Sunday, November 3, 2013

Plutocrats vs. Populists. By Chrystia Freeland.

Plutocrats vs. Populists. By Chrystia Freeland. New York Times, November 1, 2013.

Why is Chrystia Freeland leaving journalism to run for office? By Ezra Klein. Washington Post, August 16, 2013. Also here.

Retooling capitalism for the social good. By Chrystia Freeland. Reuters, July 19, 2013.

Mysteries of the middle class. By Chrystia Freeland. Reuters, June 28, 2013.

The Rise of the New Global Elite and the Crisis of the Middle Class. NJBR, February 14, 2013. Articles by Freeland and others.

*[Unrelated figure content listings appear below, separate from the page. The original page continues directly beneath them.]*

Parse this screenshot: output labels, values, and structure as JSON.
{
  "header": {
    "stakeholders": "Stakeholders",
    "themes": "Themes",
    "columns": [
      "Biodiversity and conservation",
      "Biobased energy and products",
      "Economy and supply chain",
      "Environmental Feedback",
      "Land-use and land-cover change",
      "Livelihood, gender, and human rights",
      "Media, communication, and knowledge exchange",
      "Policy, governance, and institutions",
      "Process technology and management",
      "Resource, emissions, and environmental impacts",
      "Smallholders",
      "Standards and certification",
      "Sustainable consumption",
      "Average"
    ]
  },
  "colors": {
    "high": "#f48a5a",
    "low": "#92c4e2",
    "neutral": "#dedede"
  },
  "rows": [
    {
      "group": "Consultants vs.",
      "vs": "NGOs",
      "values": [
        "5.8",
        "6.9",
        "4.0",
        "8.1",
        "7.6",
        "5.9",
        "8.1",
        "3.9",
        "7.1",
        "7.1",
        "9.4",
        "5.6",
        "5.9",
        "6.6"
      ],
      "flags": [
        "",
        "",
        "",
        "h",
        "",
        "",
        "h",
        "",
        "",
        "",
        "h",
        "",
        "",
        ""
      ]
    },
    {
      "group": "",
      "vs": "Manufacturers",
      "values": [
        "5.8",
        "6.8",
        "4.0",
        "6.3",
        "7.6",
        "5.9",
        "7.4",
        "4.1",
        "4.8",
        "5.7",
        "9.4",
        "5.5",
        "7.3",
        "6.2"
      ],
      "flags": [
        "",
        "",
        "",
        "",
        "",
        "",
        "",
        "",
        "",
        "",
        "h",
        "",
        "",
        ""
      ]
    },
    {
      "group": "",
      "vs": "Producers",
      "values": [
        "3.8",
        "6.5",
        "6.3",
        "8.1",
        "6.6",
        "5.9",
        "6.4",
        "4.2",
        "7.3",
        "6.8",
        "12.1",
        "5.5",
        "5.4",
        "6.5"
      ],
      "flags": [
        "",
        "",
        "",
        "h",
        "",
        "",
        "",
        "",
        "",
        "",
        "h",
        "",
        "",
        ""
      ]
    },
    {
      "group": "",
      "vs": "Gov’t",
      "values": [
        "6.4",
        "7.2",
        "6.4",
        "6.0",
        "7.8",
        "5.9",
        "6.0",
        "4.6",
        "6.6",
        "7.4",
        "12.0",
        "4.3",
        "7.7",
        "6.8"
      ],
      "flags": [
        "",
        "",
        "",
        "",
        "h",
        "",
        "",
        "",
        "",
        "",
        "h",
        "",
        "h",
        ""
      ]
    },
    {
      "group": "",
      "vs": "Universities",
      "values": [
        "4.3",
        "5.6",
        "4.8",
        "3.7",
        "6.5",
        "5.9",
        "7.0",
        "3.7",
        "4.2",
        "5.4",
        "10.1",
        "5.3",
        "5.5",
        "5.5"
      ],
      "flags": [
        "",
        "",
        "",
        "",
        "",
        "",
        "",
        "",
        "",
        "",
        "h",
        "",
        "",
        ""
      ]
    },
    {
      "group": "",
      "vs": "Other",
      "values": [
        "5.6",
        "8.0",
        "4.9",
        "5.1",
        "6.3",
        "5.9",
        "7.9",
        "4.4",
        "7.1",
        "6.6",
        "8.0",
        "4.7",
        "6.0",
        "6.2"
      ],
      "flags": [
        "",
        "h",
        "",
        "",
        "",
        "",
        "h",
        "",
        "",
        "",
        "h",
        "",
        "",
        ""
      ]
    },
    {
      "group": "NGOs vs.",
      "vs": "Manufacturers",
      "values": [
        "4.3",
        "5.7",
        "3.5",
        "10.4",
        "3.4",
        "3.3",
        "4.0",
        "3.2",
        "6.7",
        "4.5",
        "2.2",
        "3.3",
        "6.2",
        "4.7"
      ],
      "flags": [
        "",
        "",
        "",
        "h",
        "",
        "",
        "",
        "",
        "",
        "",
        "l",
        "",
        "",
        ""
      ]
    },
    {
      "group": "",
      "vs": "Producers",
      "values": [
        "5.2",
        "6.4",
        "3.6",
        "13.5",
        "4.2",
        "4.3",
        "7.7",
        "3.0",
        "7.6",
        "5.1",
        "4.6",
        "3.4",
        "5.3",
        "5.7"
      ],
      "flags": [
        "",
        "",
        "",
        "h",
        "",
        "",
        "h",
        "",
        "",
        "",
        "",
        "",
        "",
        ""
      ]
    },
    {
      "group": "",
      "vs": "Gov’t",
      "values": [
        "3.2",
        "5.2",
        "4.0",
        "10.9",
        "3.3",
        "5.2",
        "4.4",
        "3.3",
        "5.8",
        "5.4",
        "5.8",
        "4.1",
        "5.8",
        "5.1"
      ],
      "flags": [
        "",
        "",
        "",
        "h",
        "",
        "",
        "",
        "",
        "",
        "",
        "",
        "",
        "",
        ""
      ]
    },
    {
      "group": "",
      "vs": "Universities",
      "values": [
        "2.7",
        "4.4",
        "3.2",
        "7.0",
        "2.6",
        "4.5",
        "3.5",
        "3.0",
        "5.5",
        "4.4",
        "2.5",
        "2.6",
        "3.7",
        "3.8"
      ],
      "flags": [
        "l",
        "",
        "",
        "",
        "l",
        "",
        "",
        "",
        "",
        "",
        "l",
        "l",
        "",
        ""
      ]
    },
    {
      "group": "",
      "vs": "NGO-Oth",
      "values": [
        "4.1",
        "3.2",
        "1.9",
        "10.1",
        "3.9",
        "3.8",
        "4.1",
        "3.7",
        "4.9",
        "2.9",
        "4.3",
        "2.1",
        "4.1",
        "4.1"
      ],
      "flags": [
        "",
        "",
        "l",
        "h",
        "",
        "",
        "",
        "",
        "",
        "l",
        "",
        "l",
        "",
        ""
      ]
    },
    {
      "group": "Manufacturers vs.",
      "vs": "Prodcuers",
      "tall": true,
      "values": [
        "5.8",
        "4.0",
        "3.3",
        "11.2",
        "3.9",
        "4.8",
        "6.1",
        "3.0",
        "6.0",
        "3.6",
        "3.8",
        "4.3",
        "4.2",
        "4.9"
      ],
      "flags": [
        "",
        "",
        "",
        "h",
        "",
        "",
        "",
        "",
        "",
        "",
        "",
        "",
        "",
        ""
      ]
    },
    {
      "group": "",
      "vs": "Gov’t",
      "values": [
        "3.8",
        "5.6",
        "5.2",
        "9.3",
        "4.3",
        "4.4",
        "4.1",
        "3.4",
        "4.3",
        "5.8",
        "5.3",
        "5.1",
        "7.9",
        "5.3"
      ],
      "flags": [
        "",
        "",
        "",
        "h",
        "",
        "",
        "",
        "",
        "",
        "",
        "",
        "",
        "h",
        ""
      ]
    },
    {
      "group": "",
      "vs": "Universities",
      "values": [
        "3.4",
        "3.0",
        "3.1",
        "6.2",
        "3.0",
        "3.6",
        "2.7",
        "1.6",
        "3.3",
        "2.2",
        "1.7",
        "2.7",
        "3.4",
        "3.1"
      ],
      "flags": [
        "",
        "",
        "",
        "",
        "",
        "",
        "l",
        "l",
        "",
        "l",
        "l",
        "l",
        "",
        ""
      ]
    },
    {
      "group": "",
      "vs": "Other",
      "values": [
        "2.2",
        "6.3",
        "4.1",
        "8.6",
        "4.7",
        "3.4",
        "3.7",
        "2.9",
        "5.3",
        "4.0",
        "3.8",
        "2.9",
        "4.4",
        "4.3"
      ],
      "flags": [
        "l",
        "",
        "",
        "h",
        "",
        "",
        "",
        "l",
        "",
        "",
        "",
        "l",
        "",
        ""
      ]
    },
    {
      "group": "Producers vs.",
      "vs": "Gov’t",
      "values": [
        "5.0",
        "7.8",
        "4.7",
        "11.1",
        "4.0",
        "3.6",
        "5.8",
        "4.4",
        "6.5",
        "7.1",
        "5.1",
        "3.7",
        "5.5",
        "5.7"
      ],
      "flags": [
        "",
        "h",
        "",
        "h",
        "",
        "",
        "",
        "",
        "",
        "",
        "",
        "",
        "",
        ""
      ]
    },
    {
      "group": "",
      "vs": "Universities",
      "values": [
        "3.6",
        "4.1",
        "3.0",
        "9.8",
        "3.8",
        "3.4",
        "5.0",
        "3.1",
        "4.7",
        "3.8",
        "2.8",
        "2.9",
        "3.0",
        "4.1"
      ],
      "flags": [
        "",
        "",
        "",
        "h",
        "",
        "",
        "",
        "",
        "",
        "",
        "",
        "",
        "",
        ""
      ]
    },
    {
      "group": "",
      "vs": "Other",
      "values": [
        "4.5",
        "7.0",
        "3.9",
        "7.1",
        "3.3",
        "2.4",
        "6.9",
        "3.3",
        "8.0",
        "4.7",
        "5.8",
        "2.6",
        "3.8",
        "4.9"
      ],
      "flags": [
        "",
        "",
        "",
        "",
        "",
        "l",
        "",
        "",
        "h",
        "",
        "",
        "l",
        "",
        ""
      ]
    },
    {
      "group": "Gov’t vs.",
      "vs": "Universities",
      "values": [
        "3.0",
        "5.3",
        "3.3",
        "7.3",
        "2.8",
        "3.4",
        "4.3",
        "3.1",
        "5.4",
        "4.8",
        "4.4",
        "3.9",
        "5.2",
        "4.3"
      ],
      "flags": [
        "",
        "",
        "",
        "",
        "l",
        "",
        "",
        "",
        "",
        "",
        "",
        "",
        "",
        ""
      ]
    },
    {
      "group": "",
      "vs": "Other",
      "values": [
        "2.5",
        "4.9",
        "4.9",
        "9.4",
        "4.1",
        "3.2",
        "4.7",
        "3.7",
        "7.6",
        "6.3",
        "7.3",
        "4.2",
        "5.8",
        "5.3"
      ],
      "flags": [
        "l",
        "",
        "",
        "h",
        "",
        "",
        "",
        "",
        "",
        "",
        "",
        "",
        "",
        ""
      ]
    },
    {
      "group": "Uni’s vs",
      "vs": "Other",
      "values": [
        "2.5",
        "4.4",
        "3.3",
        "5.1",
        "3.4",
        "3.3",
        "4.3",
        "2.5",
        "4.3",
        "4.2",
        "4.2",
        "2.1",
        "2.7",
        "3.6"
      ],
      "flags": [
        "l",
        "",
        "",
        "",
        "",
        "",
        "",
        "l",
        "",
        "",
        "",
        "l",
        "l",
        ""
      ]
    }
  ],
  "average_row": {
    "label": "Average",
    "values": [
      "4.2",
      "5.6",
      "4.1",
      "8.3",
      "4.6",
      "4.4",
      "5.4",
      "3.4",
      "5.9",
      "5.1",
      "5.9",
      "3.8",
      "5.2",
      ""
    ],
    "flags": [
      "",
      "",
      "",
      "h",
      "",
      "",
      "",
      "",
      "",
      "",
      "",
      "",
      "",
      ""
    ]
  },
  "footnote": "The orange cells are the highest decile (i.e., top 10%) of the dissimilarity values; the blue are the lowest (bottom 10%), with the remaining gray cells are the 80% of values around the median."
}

Jeremy Lin, Superstar Economics, and the Culture of Aspiration. NJBR, February 19, 2013. Articles by Freeland and others.


Freeland (Plutocrats):

Plutocratic politics have much to recommend them. They are pure, smart and focused. But at a time when society as a whole is riven by an ever widening economic chasm, policy delivered from on high can get you only so far. Voters on both the right and the left are suspicious of whether the plutocrats and the technocrats they employ understand their real needs, and whether they truly have their best interests at heart. That rift means we should all brace ourselves for more extremist politics and a more rancorous political debate.
 
Where does that leave smart centrists with their clever, fact-based policies designed to fine-tune 21st century capitalism and make it work better for everyone?
 
Part of the problem is that no one has yet come up with a fully convincing answer to the question of how you harness the power of the technology revolution and globalization without hollowing out middle-class jobs. Liberal nanny-state paternalism, as it has been brilliantly described and practiced by Cass R. Sunstein and like-minded thinkers, can help, as can shoring up the welfare state. But neither is enough, and voters are smart enough to appreciate that. Even multiple nudges won’t make 21st-century capitalism work for everyone. Plutocrats, as well as the rest of us, need to rise to this larger challenge, to find solutions that work on the global scale at which business already operates.
 
The other task is to fully engage in retail, bottom-up politics — not just to sell those carefully thought-through, data-based technocratic solutions but to figure out what they should be in the first place. The Tea Party was able to steer the Republican Party away from its traditional country-club base because its anti-establishment rage resonated better with all of the grass-roots Republican voters who are part of the squeezed middle class. Mr. de Blasio will be the next mayor of New York because he built a constituency among those who are losing out and those who sympathize with them. Politics in the winner-take-all economy don’t have to be extremist and nasty, but they have to grow out of, and speak for, the 99 percent. The pop-up political movements that come so naturally to the plutocrats won’t be enough.